China has also remained in the headlines this week, not because of monetary policy, but instead because of the plight of Evergrande and the impact of broader reforms to the residential construction sector which, together, have materially reduced momentum. The Evergrande situation is immensely complex and so will take time to work through. But there is a way forward, at least for the construction projects being undertaken by the firm. These projects are diversified by region and, even with the Evergrande holding company in a precarious financial position, still in demand. To protect both the purchasers of these apartments and the workers, they could be sold or handed over to other developers for completion.

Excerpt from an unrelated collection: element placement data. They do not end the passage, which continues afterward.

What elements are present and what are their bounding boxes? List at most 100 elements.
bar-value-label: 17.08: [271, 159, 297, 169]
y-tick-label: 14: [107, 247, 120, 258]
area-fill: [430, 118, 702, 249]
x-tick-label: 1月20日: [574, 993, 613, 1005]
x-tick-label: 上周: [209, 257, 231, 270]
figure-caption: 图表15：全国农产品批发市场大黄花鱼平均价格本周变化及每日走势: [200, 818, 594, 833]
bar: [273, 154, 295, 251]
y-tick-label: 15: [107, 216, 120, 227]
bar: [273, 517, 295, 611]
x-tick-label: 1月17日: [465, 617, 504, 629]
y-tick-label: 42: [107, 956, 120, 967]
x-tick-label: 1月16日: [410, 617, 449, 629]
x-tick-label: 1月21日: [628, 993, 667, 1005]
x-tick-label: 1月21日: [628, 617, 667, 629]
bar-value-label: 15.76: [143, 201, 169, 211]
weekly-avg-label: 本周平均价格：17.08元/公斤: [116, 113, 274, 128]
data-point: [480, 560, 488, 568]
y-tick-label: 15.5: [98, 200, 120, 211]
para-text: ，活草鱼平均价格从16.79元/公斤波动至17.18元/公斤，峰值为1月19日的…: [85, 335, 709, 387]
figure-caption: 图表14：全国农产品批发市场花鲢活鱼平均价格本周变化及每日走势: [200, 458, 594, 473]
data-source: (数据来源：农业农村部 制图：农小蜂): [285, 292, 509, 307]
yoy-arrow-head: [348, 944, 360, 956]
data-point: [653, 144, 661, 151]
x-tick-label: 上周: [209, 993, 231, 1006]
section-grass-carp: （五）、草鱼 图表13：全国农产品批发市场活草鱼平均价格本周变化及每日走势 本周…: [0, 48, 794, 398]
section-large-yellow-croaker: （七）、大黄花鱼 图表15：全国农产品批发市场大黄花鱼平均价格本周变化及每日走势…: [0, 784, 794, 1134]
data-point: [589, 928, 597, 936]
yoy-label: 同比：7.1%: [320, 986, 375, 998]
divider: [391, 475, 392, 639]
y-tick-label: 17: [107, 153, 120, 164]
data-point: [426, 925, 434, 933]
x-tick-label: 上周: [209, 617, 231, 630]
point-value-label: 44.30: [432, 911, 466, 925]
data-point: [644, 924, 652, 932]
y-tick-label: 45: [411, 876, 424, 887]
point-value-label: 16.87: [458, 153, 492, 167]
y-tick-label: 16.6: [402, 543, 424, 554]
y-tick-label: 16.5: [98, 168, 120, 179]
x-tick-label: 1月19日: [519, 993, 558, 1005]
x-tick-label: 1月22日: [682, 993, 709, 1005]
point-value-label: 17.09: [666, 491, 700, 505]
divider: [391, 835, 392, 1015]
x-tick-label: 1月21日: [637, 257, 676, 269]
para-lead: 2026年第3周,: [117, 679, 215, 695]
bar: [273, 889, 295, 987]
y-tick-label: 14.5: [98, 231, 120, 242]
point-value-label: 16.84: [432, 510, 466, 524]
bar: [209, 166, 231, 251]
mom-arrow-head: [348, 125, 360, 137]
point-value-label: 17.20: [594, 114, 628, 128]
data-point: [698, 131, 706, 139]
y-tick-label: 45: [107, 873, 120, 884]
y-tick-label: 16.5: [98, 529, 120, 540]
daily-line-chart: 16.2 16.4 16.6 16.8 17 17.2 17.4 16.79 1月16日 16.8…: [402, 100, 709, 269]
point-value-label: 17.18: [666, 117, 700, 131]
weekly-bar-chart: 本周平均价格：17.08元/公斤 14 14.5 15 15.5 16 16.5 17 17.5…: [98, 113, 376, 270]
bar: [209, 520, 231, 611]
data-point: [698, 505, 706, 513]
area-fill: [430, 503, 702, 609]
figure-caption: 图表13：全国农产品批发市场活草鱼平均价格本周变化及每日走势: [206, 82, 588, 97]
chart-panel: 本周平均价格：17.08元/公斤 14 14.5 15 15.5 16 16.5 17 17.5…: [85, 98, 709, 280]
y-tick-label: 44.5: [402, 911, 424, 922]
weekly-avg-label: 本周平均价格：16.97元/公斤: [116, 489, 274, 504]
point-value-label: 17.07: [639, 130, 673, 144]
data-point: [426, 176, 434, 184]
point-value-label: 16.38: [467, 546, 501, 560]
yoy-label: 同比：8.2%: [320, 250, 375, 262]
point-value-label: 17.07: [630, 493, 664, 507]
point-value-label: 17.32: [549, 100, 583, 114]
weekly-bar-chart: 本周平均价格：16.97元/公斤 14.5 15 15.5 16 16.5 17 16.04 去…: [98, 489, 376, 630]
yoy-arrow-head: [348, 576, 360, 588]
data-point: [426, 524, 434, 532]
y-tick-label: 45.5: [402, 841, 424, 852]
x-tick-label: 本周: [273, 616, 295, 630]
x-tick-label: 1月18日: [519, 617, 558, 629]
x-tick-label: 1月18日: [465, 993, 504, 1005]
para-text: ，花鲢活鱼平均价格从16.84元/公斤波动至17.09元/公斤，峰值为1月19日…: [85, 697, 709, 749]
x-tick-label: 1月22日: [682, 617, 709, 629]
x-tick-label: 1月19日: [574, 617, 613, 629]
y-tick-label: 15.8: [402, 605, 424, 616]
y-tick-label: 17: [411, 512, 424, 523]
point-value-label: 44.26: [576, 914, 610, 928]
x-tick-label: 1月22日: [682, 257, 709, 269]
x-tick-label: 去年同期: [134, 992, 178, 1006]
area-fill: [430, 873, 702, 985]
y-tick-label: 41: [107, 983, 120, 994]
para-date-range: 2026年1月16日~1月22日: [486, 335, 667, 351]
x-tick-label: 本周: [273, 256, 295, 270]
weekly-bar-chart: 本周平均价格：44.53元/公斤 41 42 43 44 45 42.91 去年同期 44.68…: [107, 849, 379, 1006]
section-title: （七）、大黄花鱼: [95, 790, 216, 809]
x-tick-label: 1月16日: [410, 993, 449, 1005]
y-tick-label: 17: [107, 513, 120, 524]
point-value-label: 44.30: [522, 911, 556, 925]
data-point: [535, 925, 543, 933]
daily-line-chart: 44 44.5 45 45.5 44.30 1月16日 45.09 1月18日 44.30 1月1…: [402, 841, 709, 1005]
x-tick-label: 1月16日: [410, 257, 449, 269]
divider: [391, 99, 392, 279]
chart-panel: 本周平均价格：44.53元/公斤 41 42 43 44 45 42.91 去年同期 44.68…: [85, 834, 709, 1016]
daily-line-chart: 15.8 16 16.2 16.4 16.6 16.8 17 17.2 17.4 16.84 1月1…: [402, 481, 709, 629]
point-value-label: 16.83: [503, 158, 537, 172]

Notably, Evergrande’s spread across tier 2 and 3 locations is important to authorities as it fits with their intention to make wealth and quality of life more equitable across the population. This means the projects should also be valuable to other developers.
It is interesting to note, as per the chart below, that Evergrande’s bonds were trading at a significant discount to par back in July/August demonstrating just how efficient the fixed income market is at reflecting a company’s underlying financial health, something the Bond Exchange is incredibly diligent with.
The key takeaway this week is that central banks remain focused on 3 main factors. Monetary policy, inflation, and unemployment/wages growth. The stars must line up on all 3 for there to be a shift in interest rates. For now, it is about watching and waiting to see how economies around the world come out of what has been a horrid 2 years.